Bacon Cheddar Quiche
Great with a Salad.
- 8 strips Scott Pete Bacon, cooked and crumbled
- 1 1/3 cups flour
- 1/8 teaspoon salt
- 1/2 cup butter, cut in small pieces
- 2 to 3 tablespoons very cold water
- 4 large eggs
- 1 1/2 cups light cream
- 1/4 teaspoon dried leaf thyme
- 1 cup shredded sharp Cheddar cheese
For crust: In a mixing bowl, mix together flour and salt. Cut in cold butter with a pastry blender until coarse crumbs form; add water very slowly, until dough holds together and forms a ball. Shape into a rounded disk, wrap in plastic wrap, and refrigerate for about 30 minutes.
- Preheat oven to 375 degrees.
- On a lightly floured surface with a floured rolling pin, roll out dough into a circle about 11 ½ inches in diameter. Fit dough into a 9-inch pie pan.
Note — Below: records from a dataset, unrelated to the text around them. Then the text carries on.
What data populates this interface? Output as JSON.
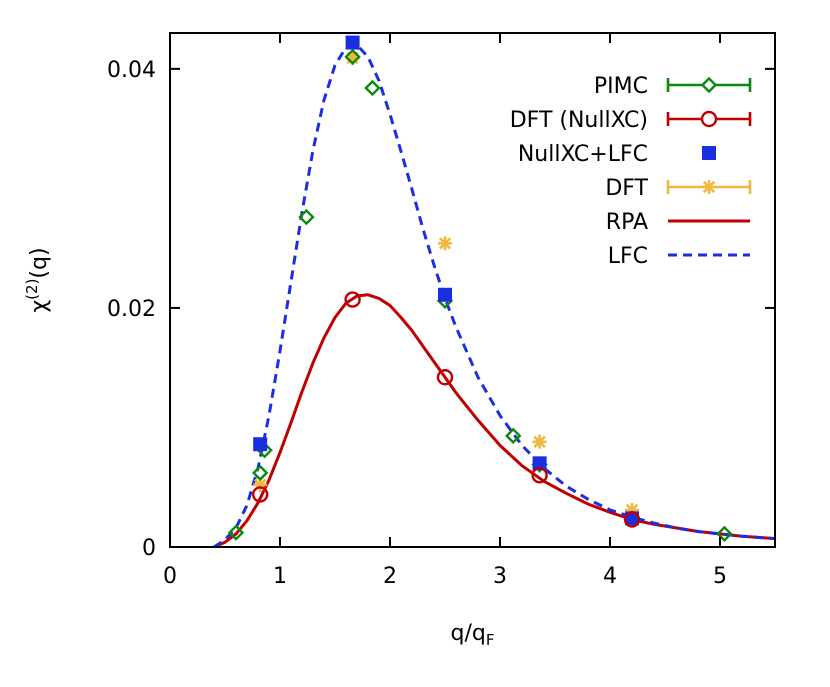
{
  "chart_data": {
    "type": "line",
    "xlabel": "q/q",
    "xlabel_sub": "F",
    "ylabel": "χ",
    "ylabel_sup": "(2)",
    "ylabel_tail": "(q)",
    "xlim": [
      0,
      5.5
    ],
    "ylim": [
      0,
      0.043
    ],
    "x_ticks": [
      0,
      1,
      2,
      3,
      4,
      5
    ],
    "y_ticks": [
      0,
      0.02,
      0.04
    ],
    "x_tick_labels": [
      "0",
      "1",
      "2",
      "3",
      "4",
      "5"
    ],
    "y_tick_labels": [
      "0",
      "0.02",
      "0.04"
    ],
    "grid": false,
    "legend_position": "top-right",
    "series": [
      {
        "name": "PIMC",
        "kind": "points",
        "marker": "diamond",
        "color": "#0a8a0a",
        "points": [
          [
            0.6,
            0.0012
          ],
          [
            0.82,
            0.0062
          ],
          [
            0.86,
            0.0081
          ],
          [
            1.24,
            0.0276
          ],
          [
            1.66,
            0.041
          ],
          [
            1.84,
            0.0384
          ],
          [
            2.5,
            0.0206
          ],
          [
            3.12,
            0.0093
          ],
          [
            3.36,
            0.0069
          ],
          [
            4.2,
            0.0024
          ],
          [
            5.04,
            0.0011
          ]
        ]
      },
      {
        "name": "DFT (NullXC)",
        "kind": "points",
        "marker": "circle",
        "color": "#c00000",
        "points": [
          [
            0.82,
            0.0044
          ],
          [
            1.66,
            0.0207
          ],
          [
            2.5,
            0.0142
          ],
          [
            3.36,
            0.006
          ],
          [
            4.2,
            0.0023
          ]
        ]
      },
      {
        "name": "NullXC+LFC",
        "kind": "points",
        "marker": "square",
        "color": "#1c2fe0",
        "points": [
          [
            0.82,
            0.0086
          ],
          [
            1.66,
            0.0422
          ],
          [
            2.5,
            0.0211
          ],
          [
            3.36,
            0.007
          ],
          [
            4.2,
            0.0024
          ]
        ]
      },
      {
        "name": "DFT",
        "kind": "points",
        "marker": "star",
        "color": "#f0b83c",
        "points": [
          [
            0.82,
            0.0052
          ],
          [
            1.66,
            0.0409
          ],
          [
            2.5,
            0.0254
          ],
          [
            3.36,
            0.0088
          ],
          [
            4.2,
            0.0031
          ]
        ]
      },
      {
        "name": "RPA",
        "kind": "line",
        "dash": "solid",
        "color": "#c00000",
        "points": [
          [
            0.4,
            0.0
          ],
          [
            0.5,
            0.0004
          ],
          [
            0.6,
            0.0011
          ],
          [
            0.7,
            0.0022
          ],
          [
            0.8,
            0.0037
          ],
          [
            0.9,
            0.0056
          ],
          [
            1.0,
            0.0079
          ],
          [
            1.1,
            0.0104
          ],
          [
            1.2,
            0.013
          ],
          [
            1.3,
            0.0154
          ],
          [
            1.4,
            0.0175
          ],
          [
            1.5,
            0.0192
          ],
          [
            1.6,
            0.0204
          ],
          [
            1.7,
            0.021
          ],
          [
            1.8,
            0.0211
          ],
          [
            1.9,
            0.0208
          ],
          [
            2.0,
            0.0202
          ],
          [
            2.1,
            0.0192
          ],
          [
            2.2,
            0.0181
          ],
          [
            2.3,
            0.0168
          ],
          [
            2.4,
            0.0155
          ],
          [
            2.5,
            0.0142
          ],
          [
            2.6,
            0.0129
          ],
          [
            2.8,
            0.0106
          ],
          [
            3.0,
            0.0085
          ],
          [
            3.2,
            0.0068
          ],
          [
            3.4,
            0.0055
          ],
          [
            3.6,
            0.0045
          ],
          [
            3.8,
            0.0036
          ],
          [
            4.0,
            0.0029
          ],
          [
            4.2,
            0.0023
          ],
          [
            4.4,
            0.0019
          ],
          [
            4.6,
            0.0016
          ],
          [
            4.8,
            0.0013
          ],
          [
            5.0,
            0.0011
          ],
          [
            5.2,
            0.0009
          ],
          [
            5.5,
            0.0007
          ]
        ]
      },
      {
        "name": "LFC",
        "kind": "line",
        "dash": "dashed",
        "color": "#1c2fe0",
        "points": [
          [
            0.4,
            0.0
          ],
          [
            0.5,
            0.0006
          ],
          [
            0.6,
            0.0016
          ],
          [
            0.7,
            0.0035
          ],
          [
            0.8,
            0.0066
          ],
          [
            0.9,
            0.011
          ],
          [
            1.0,
            0.0164
          ],
          [
            1.1,
            0.0222
          ],
          [
            1.2,
            0.028
          ],
          [
            1.3,
            0.0332
          ],
          [
            1.4,
            0.0374
          ],
          [
            1.5,
            0.0403
          ],
          [
            1.6,
            0.0418
          ],
          [
            1.7,
            0.042
          ],
          [
            1.8,
            0.041
          ],
          [
            1.9,
            0.039
          ],
          [
            2.0,
            0.0362
          ],
          [
            2.1,
            0.0331
          ],
          [
            2.2,
            0.0299
          ],
          [
            2.3,
            0.0266
          ],
          [
            2.4,
            0.0236
          ],
          [
            2.5,
            0.0208
          ],
          [
            2.6,
            0.0184
          ],
          [
            2.8,
            0.0142
          ],
          [
            3.0,
            0.011
          ],
          [
            3.2,
            0.0085
          ],
          [
            3.4,
            0.0066
          ],
          [
            3.6,
            0.0051
          ],
          [
            3.8,
            0.004
          ],
          [
            4.0,
            0.0031
          ],
          [
            4.2,
            0.0025
          ],
          [
            4.4,
            0.002
          ],
          [
            4.6,
            0.0016
          ],
          [
            4.8,
            0.0013
          ],
          [
            5.0,
            0.0011
          ],
          [
            5.2,
            0.0009
          ],
          [
            5.5,
            0.0007
          ]
        ]
      }
    ],
    "legend_entries": [
      {
        "label": "PIMC",
        "style": "errorbar-diamond",
        "color": "#0a8a0a"
      },
      {
        "label": "DFT (NullXC)",
        "style": "errorbar-circle",
        "color": "#c00000"
      },
      {
        "label": "NullXC+LFC",
        "style": "square",
        "color": "#1c2fe0"
      },
      {
        "label": "DFT",
        "style": "errorbar-star",
        "color": "#f0b83c"
      },
      {
        "label": "RPA",
        "style": "line",
        "color": "#c00000"
      },
      {
        "label": "LFC",
        "style": "dashed",
        "color": "#1c2fe0"
      }
    ]
  }
}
- Leave about ¼ inch overhang of dough all the way around the edge. Prick dough with a fork. Line with foil and fill with dried beans or pie weights.
- Bake crust for 10 minutes.
- In a small bowl, whisk together the eggs, cream, and thyme. Pour into the baked crust. Crumble bacon over the top with the shredded Cheddar cheese.
- Bake for 25-30 minutes, or until quiche filling is set and lightly browned. Remove from oven and serve.